A outra possibilidade, que é o pior cenário possível para os ucranianos, é que os russos perceberam que podem, afinal, ter tudo ao mesmo tempo, por falta de "mão-de-obra" do lado ucraniano, a quem faltam militares para manter uma tão grande frente de guerra, estando assim a avançar não apenas nos locais definidos como alvos-mor - Donetsk e Kherson -, mas também em Kharkiv, aproveitando a fragilidade - talvez inesperada - das linhas de defesa de Kiev.
Isto, notam ainda vários analistas, incluindo do lado ocidental, como o sugerem notícias em media como The Economist, London Times, The Washington Post ou Politico, entre outros, quando estão ainda a chegar os meios militares norte-americanos incluídos no pacote dos 61 mil milhões USD aprovados há três semanas no Congresso.
E também quando é cada vez mais claro que, mesmo que esse armamento chegue, além o prometido nestes dias pelo Reino Unido, na ordem dos 400 milhões USD, pouca diferença fará no campo de batalha, seja por ser insuficiente, seja porque os ucranianos não têm gente para os operar eficazmente.
Restam, no entanto, duas questões que mantém Moscovo com a respiração suspensa mais do que queriam, porque isso é notório na forma como a o tema se referem os analistas pró-russos: a questão dos F-16, que devem começar a chegar já em Junho, e se vai ou não haver, como têm sugeridos vários líderes ocidentais, o envio de tropa dos países das NATO para a guerra, numa tentativa desesperada de impedir a vitória russa.
Se os F-16 podem fazer a diferença, há quem garanta que sim, como o analistas português, major-general Isidro Morais Pereira, e há quem defenda que não, como o também analista da CNN Portugal, major-general Agostinho Costa.
O que deixa a provação em combate como a única forma de averiguar o que efectivamente valem estes aviões de guerra, já com mais de duas décadas de serviço, na maioria.
Mas mais séria é a questão do envio de forças para o terreno, como apontam o Presidente francês, Emmanuel Macron, a Presidente da Lituânia, Gitanas Nauseda, ou o líder do democratas na Câmara dos Representantes do Congresso dos EUA, Hakeem Jeffries...
Recorde-se que este assunto (ver links em baixo nesta página), levou mesmo Vladimir Putin a ordenar exercícios de prontidão para os seus sistemas de armas nucleares tácticas precisamente nas regiões da Federação Russas mais ocidentais.

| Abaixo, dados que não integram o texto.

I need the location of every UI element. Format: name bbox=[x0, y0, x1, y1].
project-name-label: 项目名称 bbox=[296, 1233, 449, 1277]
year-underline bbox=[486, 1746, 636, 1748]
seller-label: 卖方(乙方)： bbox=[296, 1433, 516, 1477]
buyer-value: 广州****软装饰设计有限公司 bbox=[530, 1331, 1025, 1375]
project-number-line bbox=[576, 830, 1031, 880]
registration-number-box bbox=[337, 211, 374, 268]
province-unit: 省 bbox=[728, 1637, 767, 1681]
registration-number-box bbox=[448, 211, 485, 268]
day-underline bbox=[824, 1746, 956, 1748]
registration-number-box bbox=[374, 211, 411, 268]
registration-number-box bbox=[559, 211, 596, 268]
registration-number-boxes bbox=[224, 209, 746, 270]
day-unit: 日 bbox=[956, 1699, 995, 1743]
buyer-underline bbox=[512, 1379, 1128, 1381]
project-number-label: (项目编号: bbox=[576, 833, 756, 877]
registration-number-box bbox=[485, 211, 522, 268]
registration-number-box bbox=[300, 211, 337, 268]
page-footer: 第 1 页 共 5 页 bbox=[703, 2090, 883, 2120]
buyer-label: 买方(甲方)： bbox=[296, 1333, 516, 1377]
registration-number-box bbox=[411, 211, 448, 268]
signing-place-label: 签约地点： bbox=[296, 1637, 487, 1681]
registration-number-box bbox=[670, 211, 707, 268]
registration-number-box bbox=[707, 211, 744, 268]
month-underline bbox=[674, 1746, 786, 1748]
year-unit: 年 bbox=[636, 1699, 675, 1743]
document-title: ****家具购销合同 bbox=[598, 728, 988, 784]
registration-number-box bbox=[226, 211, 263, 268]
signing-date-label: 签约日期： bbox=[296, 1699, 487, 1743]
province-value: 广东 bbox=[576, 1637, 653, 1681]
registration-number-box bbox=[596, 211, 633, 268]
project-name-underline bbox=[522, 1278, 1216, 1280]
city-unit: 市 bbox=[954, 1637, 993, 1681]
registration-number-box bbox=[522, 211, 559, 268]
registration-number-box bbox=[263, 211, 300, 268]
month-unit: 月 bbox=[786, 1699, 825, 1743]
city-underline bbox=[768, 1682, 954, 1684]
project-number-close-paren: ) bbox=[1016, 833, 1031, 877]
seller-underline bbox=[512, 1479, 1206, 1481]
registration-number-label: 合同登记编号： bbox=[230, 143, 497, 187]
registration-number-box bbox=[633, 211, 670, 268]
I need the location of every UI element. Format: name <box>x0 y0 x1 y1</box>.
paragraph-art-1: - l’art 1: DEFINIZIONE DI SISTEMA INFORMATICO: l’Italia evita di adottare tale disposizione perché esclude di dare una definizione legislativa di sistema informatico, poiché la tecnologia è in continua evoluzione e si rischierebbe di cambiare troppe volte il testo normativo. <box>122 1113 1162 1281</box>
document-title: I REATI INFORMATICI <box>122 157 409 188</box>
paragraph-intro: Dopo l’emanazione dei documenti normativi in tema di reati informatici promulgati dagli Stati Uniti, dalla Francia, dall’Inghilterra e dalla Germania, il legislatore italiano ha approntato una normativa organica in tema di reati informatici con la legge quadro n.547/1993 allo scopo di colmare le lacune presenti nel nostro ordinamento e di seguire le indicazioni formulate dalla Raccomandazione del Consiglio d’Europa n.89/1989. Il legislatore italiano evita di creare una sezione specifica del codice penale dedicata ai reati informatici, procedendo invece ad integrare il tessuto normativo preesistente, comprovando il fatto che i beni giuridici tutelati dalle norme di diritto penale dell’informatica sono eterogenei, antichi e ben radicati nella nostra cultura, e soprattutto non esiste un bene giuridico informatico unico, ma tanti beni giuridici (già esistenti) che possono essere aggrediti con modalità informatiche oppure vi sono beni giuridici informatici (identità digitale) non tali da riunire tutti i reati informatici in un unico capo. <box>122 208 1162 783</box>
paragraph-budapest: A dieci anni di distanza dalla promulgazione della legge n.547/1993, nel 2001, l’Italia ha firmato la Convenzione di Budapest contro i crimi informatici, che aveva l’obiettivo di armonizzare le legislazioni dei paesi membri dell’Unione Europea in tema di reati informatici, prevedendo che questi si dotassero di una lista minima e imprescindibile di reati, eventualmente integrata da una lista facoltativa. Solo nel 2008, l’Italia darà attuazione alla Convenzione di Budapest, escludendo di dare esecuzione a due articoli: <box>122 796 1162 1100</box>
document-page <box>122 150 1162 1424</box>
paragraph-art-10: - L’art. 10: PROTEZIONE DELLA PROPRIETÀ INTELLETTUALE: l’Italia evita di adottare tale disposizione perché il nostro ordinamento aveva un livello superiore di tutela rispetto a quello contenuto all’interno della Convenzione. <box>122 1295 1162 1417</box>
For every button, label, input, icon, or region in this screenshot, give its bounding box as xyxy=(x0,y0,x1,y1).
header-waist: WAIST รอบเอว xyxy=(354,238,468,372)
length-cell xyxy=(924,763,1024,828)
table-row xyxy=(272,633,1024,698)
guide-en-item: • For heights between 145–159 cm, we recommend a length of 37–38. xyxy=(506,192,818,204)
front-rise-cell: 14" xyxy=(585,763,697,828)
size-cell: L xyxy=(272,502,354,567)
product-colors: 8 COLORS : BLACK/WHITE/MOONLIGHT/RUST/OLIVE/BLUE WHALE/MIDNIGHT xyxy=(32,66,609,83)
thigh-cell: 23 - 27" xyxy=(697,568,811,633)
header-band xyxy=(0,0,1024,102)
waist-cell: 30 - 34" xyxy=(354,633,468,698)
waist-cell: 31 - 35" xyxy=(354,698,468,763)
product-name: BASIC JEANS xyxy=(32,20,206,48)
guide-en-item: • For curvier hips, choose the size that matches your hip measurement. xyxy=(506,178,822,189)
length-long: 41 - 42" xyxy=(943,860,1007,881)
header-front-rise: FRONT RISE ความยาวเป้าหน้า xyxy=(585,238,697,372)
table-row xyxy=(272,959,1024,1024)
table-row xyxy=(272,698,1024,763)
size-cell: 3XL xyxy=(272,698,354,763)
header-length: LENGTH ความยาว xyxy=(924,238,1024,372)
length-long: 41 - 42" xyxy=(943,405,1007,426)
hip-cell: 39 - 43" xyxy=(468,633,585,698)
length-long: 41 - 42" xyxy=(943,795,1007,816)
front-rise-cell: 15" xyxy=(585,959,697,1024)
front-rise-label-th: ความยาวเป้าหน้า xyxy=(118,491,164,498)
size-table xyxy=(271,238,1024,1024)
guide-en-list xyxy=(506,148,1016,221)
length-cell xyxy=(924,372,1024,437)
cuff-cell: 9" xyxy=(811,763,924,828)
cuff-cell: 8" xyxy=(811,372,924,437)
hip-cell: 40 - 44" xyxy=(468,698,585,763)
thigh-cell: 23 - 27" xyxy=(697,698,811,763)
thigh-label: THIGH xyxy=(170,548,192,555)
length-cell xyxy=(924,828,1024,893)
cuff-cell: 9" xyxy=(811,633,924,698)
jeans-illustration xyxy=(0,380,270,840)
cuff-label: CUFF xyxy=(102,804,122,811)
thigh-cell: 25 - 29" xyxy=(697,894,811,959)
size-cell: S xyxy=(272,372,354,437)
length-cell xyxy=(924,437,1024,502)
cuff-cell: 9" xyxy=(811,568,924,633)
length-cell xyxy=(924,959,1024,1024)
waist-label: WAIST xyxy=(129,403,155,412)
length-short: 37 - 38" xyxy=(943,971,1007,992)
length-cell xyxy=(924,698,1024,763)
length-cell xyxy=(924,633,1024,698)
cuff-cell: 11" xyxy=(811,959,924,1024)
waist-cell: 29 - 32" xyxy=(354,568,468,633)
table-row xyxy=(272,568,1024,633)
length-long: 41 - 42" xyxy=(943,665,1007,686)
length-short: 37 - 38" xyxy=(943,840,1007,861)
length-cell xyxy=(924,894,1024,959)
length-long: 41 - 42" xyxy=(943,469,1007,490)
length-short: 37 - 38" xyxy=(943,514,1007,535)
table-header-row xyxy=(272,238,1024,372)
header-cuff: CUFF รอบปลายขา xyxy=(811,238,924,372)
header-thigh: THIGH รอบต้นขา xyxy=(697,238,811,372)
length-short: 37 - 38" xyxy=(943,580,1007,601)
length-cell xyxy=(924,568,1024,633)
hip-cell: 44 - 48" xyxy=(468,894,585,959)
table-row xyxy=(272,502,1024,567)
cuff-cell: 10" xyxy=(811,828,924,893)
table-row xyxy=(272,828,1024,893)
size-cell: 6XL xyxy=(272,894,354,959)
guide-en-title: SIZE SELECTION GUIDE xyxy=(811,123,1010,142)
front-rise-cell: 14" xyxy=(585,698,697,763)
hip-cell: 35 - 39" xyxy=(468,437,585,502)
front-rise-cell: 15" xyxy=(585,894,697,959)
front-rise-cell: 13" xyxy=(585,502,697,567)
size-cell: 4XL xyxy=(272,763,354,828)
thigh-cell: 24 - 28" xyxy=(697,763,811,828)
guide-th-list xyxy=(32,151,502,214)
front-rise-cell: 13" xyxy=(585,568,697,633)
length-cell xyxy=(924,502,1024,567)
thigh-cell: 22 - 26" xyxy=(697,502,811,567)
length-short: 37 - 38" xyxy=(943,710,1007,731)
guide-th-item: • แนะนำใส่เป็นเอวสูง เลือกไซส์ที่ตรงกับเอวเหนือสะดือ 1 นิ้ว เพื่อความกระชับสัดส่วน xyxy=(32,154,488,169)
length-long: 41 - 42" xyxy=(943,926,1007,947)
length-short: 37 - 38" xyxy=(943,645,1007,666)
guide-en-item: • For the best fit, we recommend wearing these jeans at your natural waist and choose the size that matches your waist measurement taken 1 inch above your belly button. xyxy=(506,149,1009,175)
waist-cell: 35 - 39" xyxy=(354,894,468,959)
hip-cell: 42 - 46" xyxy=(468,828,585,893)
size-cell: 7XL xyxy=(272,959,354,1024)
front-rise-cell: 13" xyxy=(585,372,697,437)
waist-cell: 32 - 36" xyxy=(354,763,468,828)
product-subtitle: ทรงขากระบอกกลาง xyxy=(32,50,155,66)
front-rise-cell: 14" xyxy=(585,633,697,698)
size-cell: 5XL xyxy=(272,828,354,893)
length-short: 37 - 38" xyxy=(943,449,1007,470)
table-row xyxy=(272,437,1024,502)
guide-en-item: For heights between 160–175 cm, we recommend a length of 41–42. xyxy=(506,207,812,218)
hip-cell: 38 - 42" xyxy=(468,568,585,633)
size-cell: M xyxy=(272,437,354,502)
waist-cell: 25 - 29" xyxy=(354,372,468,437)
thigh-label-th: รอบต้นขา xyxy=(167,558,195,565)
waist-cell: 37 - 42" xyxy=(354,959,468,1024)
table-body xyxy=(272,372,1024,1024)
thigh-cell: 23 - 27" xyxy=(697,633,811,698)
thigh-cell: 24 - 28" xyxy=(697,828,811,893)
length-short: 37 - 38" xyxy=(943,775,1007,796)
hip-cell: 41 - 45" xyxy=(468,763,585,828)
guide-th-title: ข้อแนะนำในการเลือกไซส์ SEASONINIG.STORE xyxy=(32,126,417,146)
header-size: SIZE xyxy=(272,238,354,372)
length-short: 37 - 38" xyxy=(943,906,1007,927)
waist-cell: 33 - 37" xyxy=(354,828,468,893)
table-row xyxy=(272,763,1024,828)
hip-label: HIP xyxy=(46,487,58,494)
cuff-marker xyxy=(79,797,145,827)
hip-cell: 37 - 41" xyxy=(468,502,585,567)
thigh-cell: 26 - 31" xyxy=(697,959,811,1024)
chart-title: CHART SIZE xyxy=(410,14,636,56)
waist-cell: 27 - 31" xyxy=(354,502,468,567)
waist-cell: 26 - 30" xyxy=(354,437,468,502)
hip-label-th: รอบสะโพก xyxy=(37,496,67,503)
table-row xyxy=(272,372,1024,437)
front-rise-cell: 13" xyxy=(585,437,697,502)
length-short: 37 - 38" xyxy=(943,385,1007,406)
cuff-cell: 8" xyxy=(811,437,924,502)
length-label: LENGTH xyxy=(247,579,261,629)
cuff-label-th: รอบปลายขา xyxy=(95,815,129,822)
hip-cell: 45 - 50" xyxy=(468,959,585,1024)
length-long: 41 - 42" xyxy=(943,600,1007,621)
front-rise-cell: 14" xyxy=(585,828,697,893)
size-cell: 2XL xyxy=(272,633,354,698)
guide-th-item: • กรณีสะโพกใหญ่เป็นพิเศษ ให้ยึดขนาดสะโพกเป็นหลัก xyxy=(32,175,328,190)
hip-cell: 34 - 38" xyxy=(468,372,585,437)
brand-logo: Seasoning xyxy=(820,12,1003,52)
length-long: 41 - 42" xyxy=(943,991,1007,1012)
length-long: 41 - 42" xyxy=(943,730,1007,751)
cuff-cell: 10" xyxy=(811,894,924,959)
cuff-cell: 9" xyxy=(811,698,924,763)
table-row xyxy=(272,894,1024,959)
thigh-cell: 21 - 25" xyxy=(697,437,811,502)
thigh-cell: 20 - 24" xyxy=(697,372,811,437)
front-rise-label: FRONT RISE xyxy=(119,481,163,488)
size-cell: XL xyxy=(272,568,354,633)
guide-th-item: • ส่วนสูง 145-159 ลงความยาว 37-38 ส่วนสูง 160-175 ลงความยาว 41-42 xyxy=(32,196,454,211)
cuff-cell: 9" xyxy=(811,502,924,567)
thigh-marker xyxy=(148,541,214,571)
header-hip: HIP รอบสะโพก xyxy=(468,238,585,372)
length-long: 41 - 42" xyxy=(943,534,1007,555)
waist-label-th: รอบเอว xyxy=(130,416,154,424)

E mais: após este passo, espalhou-se como fogo no capim pelas redes sociais e canais do YouTube pró-russos a mensagem de que Putin não está a fazer bluff com esta ameaça nuclear, "porque a Rússia" não "blufa".
Mais, o Kremlin foi ainda mais longe, o que eleva a tensão e o risco de ser atravessado o rubicão nuclear, ao ameaçar o Reino Unido com um ataque contra interesses britânicos em todo o mundo, se a autorização de Londres para Kiev usar os misseis britânicos contra a Rússia na profundidade do seu território se vier a verificar.